第3章 響く音はひろがりとどく
すぱんと障子が開けば、苦笑いの浦原さんと
後ろには………………にやけ顔の黒崎や生温かい視線の茶渡くんと井上さんが。
「「………………え」」
図らずも、僕らの困惑の声は重なった。
「いやぁ…お知らせしたい事があって来たんスけど、真面目な話の最中に無粋な真似しないように待ってたんですが。
あんまり長いもんで………みなさんも来てしまったんです。」
あは………っと頭を掻きながら浦原さんは言ってくれたけど、問題はそこじゃない。
どこから………聴かれていたのか。
「仲間が云々なんて………俺達は聞いてないからな、石田」
「私も耳が遠いから…時間なんて関係ないとか、どう過ごしてどう互いをみれるか、なんて全然きこえてないから!!」
「………………っ‼︎」
顔が赤くなってるんだと確信出来る。
すごく暑い。

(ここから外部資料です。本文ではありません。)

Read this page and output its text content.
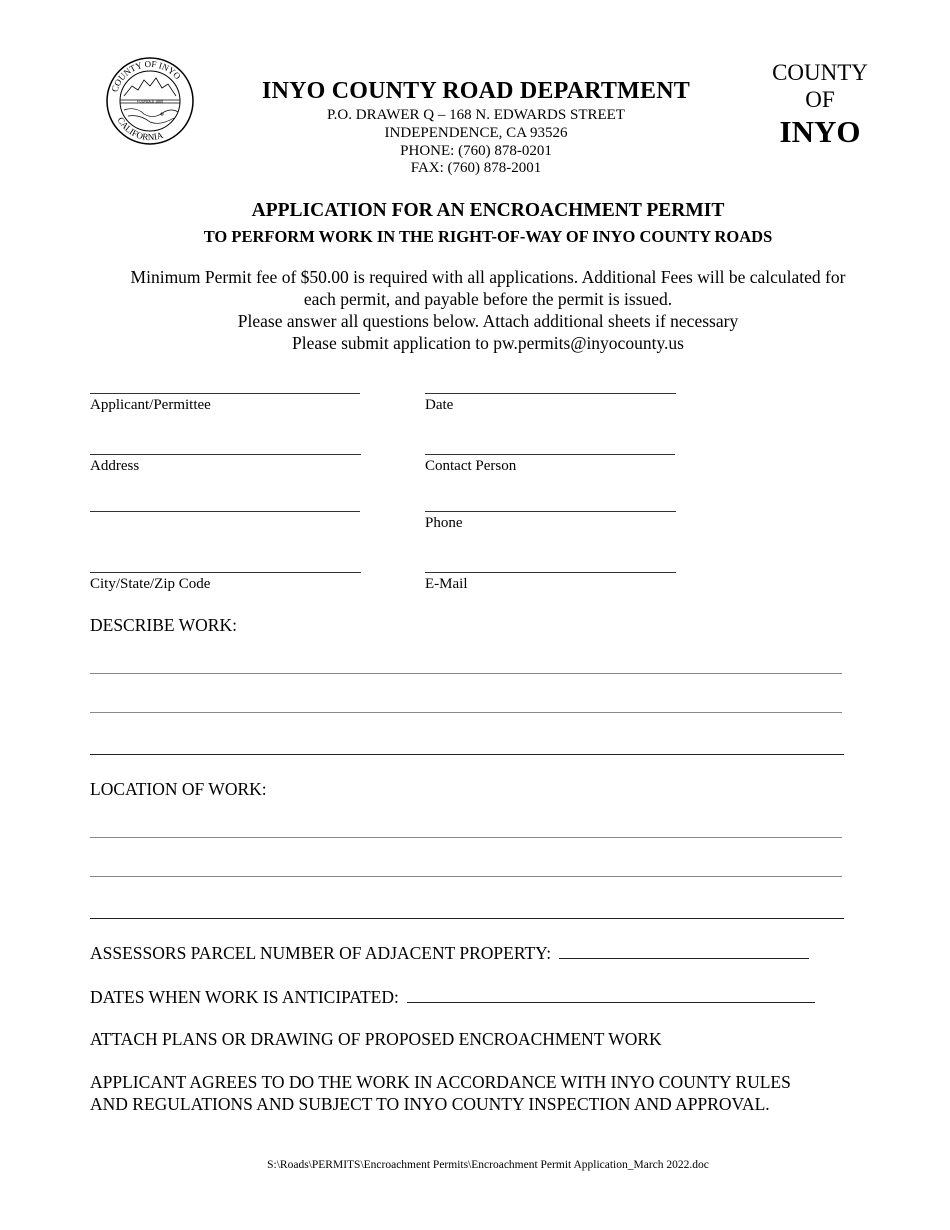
COUNTY OF INYO
CALIFORNIA
FOUNDED 1866	INYO COUNTY ROAD DEPARTMENT
P.O. DRAWER Q – 168 N. EDWARDS STREET
INDEPENDENCE, CA 93526
PHONE: (760) 878-0201
FAX: (760) 878-2001
COUNTY
OF
INYO
APPLICATION FOR AN ENCROACHMENT PERMIT
TO PERFORM WORK IN THE RIGHT-OF-WAY OF INYO COUNTY ROADS
Minimum Permit fee of $50.00 is required with all applications. Additional Fees will be calculated for
each permit, and payable before the permit is issued.
Please answer all questions below. Attach additional sheets if necessary
Please submit application to pw.permits@inyocounty.us
Applicant/Permittee
Address
City/State/Zip Code
Date
Contact Person
Phone
E-Mail
DESCRIBE WORK:
LOCATION OF WORK:
ASSESSORS PARCEL NUMBER OF ADJACENT PROPERTY:
DATES WHEN WORK IS ANTICIPATED:
ATTACH PLANS OR DRAWING OF PROPOSED ENCROACHMENT WORK
APPLICANT AGREES TO DO THE WORK IN ACCORDANCE WITH INYO COUNTY RULES
AND REGULATIONS AND SUBJECT TO INYO COUNTY INSPECTION AND APPROVAL.
S:\Roads\PERMITS\Encroachment Permits\Encroachment Permit Application_March 2022.doc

冷汗もすごい。
聴かれていた恥ずかしさも、もちろんある。
でも、それより勝るのは黒崎のあのふざけたにやけ顔に対する怒りだ。
「なに………見てるんだ黒崎‼︎
その顔をやめろ‼︎‼︎」
「いやー。お前があそこまで、俺たちの事を思ってるとは驚きだ。」
にやにや にやにや 本当に不快だ!
だから僕は、勢いよく捲し立てた。
「あれはっ………例話だ!彼女が君らの事を誤解してるから、例えでああ言っただけだ‼︎」
「そんな焦って顔赤いまま言われても、説得力ねぇよ!」
ドタバタと騒がしくなった部屋。
気恥ずかしくて、僕はみんなの顔が見れなかった。
「ふふっ………」
くぐもった笑い声が聞こえて、ついそちらを見てしまった。
肩を振るわせて、耐えかねたようにこぼした笑いだった。
「すいませっ………ふふっ…」
「石津!
お前に言いたかったことは全部石田が言ったから、もう言わねーぞ。
でも、俺達はお前を仲間だと思ってんだから変な気なんて、遣うなよ。」
黒崎の言葉にみんなが彼女を見る。
「…………はい、ありがとうございます」
微笑んだ彼女は、すごく嬉しそうだった。